Pues aprende, interioriza, asume que no sabes nada, que estás tan perdido como
tus vecinos. No, todavía más, puesto que crees que sabes y que tienes razón. No
tengas miedo a la incertidumbre, utiliza tus preguntas a modo de cizalla y
rompe tus cadenas. ¡Hazlo ya o vuelve a tu sitio!
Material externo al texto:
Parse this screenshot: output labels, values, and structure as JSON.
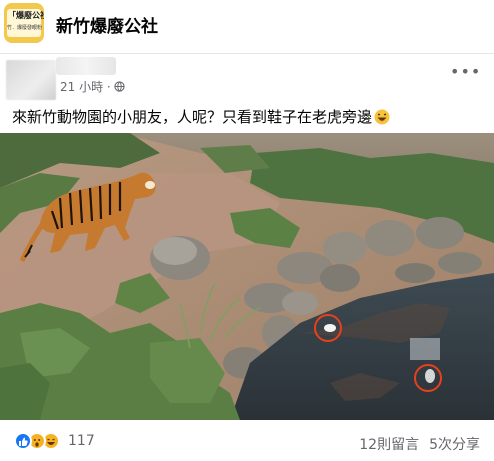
{
  "group": {
    "name": "新竹爆廢公社",
    "logo_text_1": "「爆廢公社",
    "logo_text_2": "竹．爆廢發眼粉"
  },
  "post": {
    "time": "21 小時 ·",
    "text": "來新竹動物園的小朋友，人呢？只看到鞋子在老虎旁邊",
    "more": "•••"
  },
  "footer": {
    "reaction_count": "117",
    "comments": "12則留言",
    "shares": "5次分享"
  },
  "colors": {
    "like": "#1877f2",
    "haha": "#f7b125",
    "highlight_circle": "#e8401c"
  },
  "icons": [
    "globe-icon",
    "laugh-emoji-icon",
    "more-options-icon",
    "like-reaction-icon",
    "wow-reaction-icon",
    "haha-reaction-icon"
  ]
}
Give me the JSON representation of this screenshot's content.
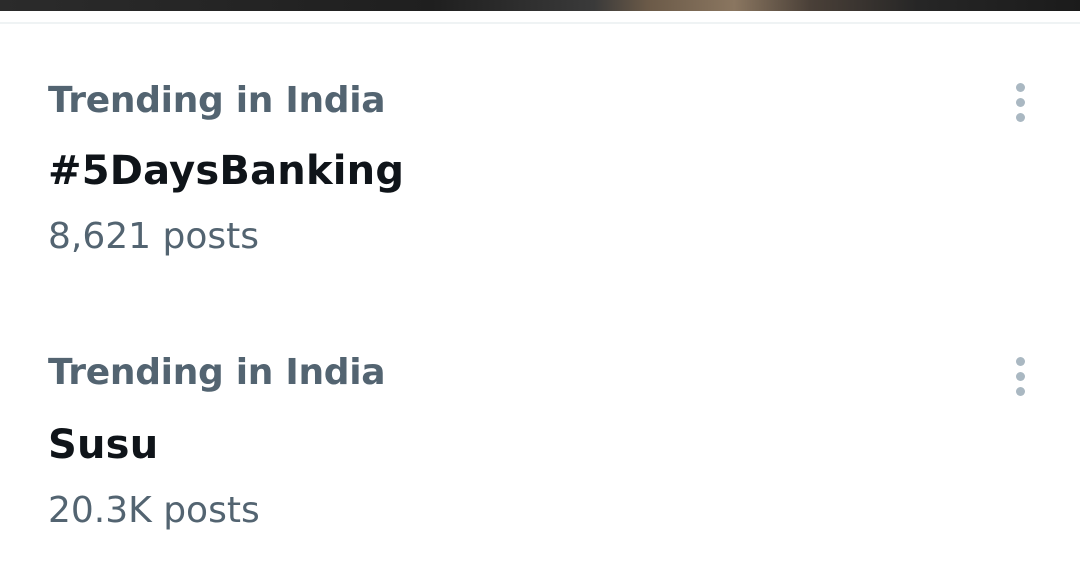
{
  "trends": [
    {
      "context": "Trending in India",
      "name": "#5DaysBanking",
      "posts": "8,621 posts",
      "more_icon": "more-vertical-icon"
    },
    {
      "context": "Trending in India",
      "name": "Susu",
      "posts": "20.3K posts",
      "more_icon": "more-vertical-icon"
    }
  ],
  "colors": {
    "primary_text": "#0f1419",
    "secondary_text": "#536471",
    "divider": "#eff3f4",
    "icon": "#aab8c2"
  }
}
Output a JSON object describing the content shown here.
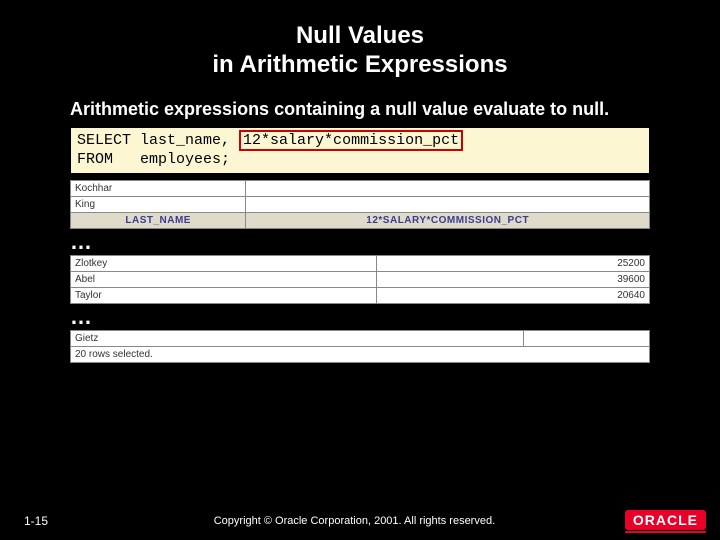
{
  "title": {
    "line1": "Null Values",
    "line2": "in Arithmetic Expressions"
  },
  "subtitle": "Arithmetic expressions containing a null value evaluate to null.",
  "sql": {
    "kw_select": "SELECT",
    "cols_before": " last_name, ",
    "highlighted": "12*salary*commission_pct",
    "kw_from": "FROM",
    "table": "   employees;"
  },
  "result": {
    "headers": [
      "LAST_NAME",
      "12*SALARY*COMMISSION_PCT"
    ],
    "top_rows": [
      {
        "name": "Kochhar",
        "val": ""
      },
      {
        "name": "King",
        "val": ""
      }
    ],
    "mid_rows": [
      {
        "name": "Zlotkey",
        "val": "25200"
      },
      {
        "name": "Abel",
        "val": "39600"
      },
      {
        "name": "Taylor",
        "val": "20640"
      }
    ],
    "bottom_rows": [
      {
        "name": "Gietz",
        "val": ""
      }
    ],
    "rowcount": "20 rows selected."
  },
  "ellipsis": "…",
  "footer": {
    "slide": "1-15",
    "copyright": "Copyright © Oracle Corporation, 2001. All rights reserved.",
    "logo": "ORACLE"
  }
}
Platón cae de rodillas, todo su
esfuerzo está volcado en la lucha que mantiene consigo mismo. A estas alturas,
la razón le dicta que siga a Amaranta, pero el deseo no quiere desprenderse de
las cadenas de la comodidad; la voluntad tontea con una y con otro, pero
finalmente se alía con la razón.
- ¡Se están deshaciendo, las
cadenas se deshacen!
- Otro paso más, Platón, otro
paso. Estás empezando a comprender.
- Entiendo, entiendo que no sé
nada, que no he parado de emitir opiniones sobre cosas, que he avalado y he
criticado otras opiniones, pero que todas ellas estaban basadas en algo
equivocado: unas cadenas que te limitan y te dan comodidad a la vez, unas
tablas que me impedían mirar y una pantalla que… ¿Qué hay detrás de la
pantalla? Cuidado, igual me estás engañando… ¿Por qué he de creerte a ti en
lugar de a la pantalla? ¿Qué hace a tu criterio superior? ¿Por qué estás tan
convencida de que hay otra cosa que las conclusiones a las que hemos llegado en
nuestras butacas y la pantalla que nos ha proporcionado el material para
discurrir? ¿Cuál es esa vara de medir que convierte todo lo que yo creía en un
gran montón de nada?
- Te lo mostraré, Platón. O al
menos lo intentaré. Sígueme.
La multitud de alrededor se
debate entre abucheos y aplausos cuando los dos protagonistas comienzan a andar
hacia la pantalla. La mayor parte de ellos se alegra de que por fin dejen de
interrumpir y se sienten aliviados cuando vuelven a escuchar sin interrupciones
el sonido que sale de los altavoces. Mientras se acercan al fondo de la sala, a
Amaranta y a Platón les llueven los insultos, primero solo uno o dos, pero a
medida que avanzan la actitud de los pocos se contagia a los muchos y Platón
empieza a temer por su vida. Finalmente, llegan a la altura de la pantalla y se
introducen detrás, por un lateral.
- Contempla, Platón, lo que hasta
ahora para ti agotaba la realidad.
- Sombras, solo sombras proyectadas
en una pantalla. Dicho de otra forma: hasta ahora me he limitado a discutir
sobre sombras de las cosas y no sobre las cosas en sí.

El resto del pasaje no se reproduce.